TLRs, Alcohol, HCV, and Tumorigenesis

Department of Molecular Microbiology and Immunology, 503B-HMR, University of Southern California Keck School of Medicine, Los Angeles, CA 90033, USA

Received 16 April 2010; Accepted 19 December 2010

Academic Editor: Timothy R. Billiar

Copyright © 2010 Keigo Machida. This is an open access article distributed under the Creative Commons Attribution License, which permits unrestricted use, distribution, and reproduction in any medium, provided the original work is properly cited.

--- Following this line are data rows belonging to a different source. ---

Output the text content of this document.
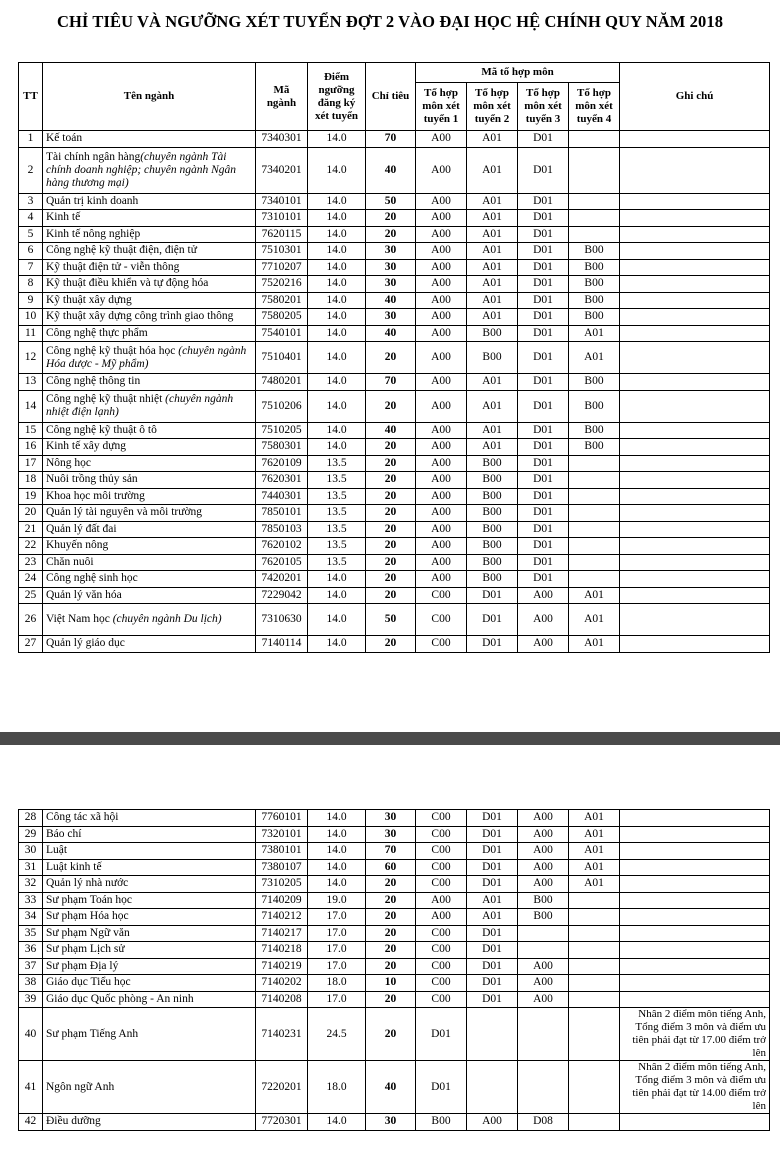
CHỈ TIÊU VÀ NGƯỠNG XÉT TUYỂN ĐỢT 2 VÀO ĐẠI HỌC HỆ CHÍNH QUY NĂM 2018
TT	Tên ngành	Mã ngành	Điểm ngưỡng đăng ký xét tuyển	Chỉ tiêu	Mã tổ hợp môn				Ghi chú
					Tổ hợp môn xét tuyển 1	Tổ hợp môn xét tuyển 2	Tổ hợp môn xét tuyển 3	Tổ hợp môn xét tuyển 4	
1	Kế toán	7340301	14.0	70	A00	A01	D01		
2	Tài chính ngân hàng(chuyên ngành Tài chính doanh nghiệp; chuyên ngành Ngân hàng thương mại)	7340201	14.0	40	A00	A01	D01		
3	Quản trị kinh doanh	7340101	14.0	50	A00	A01	D01		
4	Kinh tế	7310101	14.0	20	A00	A01	D01		
5	Kinh tế nông nghiệp	7620115	14.0	20	A00	A01	D01		
6	Công nghệ kỹ thuật điện, điện tử	7510301	14.0	30	A00	A01	D01	B00	
7	Kỹ thuật điện tử - viễn thông	7710207	14.0	30	A00	A01	D01	B00	
8	Kỹ thuật điều khiển và tự động hóa	7520216	14.0	30	A00	A01	D01	B00	
9	Kỹ thuật xây dựng	7580201	14.0	40	A00	A01	D01	B00	
10	Kỹ thuật xây dựng công trình giao thông	7580205	14.0	30	A00	A01	D01	B00	
11	Công nghệ thực phẩm	7540101	14.0	40	A00	B00	D01	A01	
12	Công nghệ kỹ thuật hóa học (chuyên ngành Hóa dược - Mỹ phẩm)	7510401	14.0	20	A00	B00	D01	A01	
13	Công nghệ thông tin	7480201	14.0	70	A00	A01	D01	B00	
14	Công nghệ kỹ thuật nhiệt (chuyên ngành nhiệt điện lạnh)	7510206	14.0	20	A00	A01	D01	B00	
15	Công nghệ kỹ thuật ô tô	7510205	14.0	40	A00	A01	D01	B00	
16	Kinh tế xây dựng	7580301	14.0	20	A00	A01	D01	B00	
17	Nông học	7620109	13.5	20	A00	B00	D01		
18	Nuôi trồng thủy sản	7620301	13.5	20	A00	B00	D01		
19	Khoa học môi trường	7440301	13.5	20	A00	B00	D01		
20	Quản lý tài nguyên và môi trường	7850101	13.5	20	A00	B00	D01		
21	Quản lý đất đai	7850103	13.5	20	A00	B00	D01		
22	Khuyến nông	7620102	13.5	20	A00	B00	D01		
23	Chăn nuôi	7620105	13.5	20	A00	B00	D01		
24	Công nghệ sinh học	7420201	14.0	20	A00	B00	D01		
25	Quản lý văn hóa	7229042	14.0	20	C00	D01	A00	A01	
26	Việt Nam học (chuyên ngành Du lịch)	7310630	14.0	50	C00	D01	A00	A01	
27	Quản lý giáo dục	7140114	14.0	20	C00	D01	A00	A01	
28	Công tác xã hội	7760101	14.0	30	C00	D01	A00	A01	
29	Báo chí	7320101	14.0	30	C00	D01	A00	A01	
30	Luật	7380101	14.0	70	C00	D01	A00	A01	
31	Luật kinh tế	7380107	14.0	60	C00	D01	A00	A01	
32	Quản lý nhà nước	7310205	14.0	20	C00	D01	A00	A01	
33	Sư phạm Toán học	7140209	19.0	20	A00	A01	B00		
34	Sư phạm Hóa học	7140212	17.0	20	A00	A01	B00		
35	Sư phạm Ngữ văn	7140217	17.0	20	C00	D01			
36	Sư phạm Lịch sử	7140218	17.0	20	C00	D01			
37	Sư phạm Địa lý	7140219	17.0	20	C00	D01	A00		
38	Giáo dục Tiểu học	7140202	18.0	10	C00	D01	A00		
39	Giáo dục Quốc phòng - An ninh	7140208	17.0	20	C00	D01	A00		
40	Sư phạm Tiếng Anh	7140231	24.5	20	D01				Nhân 2 điểm môn tiếng Anh, Tổng điểm 3 môn và điểm ưu tiên phải đạt từ 17.00 điểm trở lên
41	Ngôn ngữ Anh	7220201	18.0	40	D01				Nhân 2 điểm môn tiếng Anh, Tổng điểm 3 môn và điểm ưu tiên phải đạt từ 14.00 điểm trở lên
42	Điều dưỡng	7720301	14.0	30	B00	A00	D08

Chronic liver damage caused by viral infection, alcohol, or obesity can result in increased risk for hepatocellular carcinoma (HCC). Ample epidemiological evidence suggests that there is a strong synergism between hepatitis C virus (HCV) and alcoholic liver diseases (ALD). The Toll-like receptor (TLR) signaling pathway is upregulated in chronic liver diseases. Alcoholism is associated with endotoxemia that stimulates expression of proinflammatory cytokine expression and inflammation in the liver and fat tissues. Recent studies of HCC have centered on cancer-initiating stem cell (CSC), including detection of CSC in cancer, identification of CSC markers, and isolation of CSC from human HCC cell lines. Synergism between alcohol and HCV may lead to liver tumorigenesis through TLR signaling.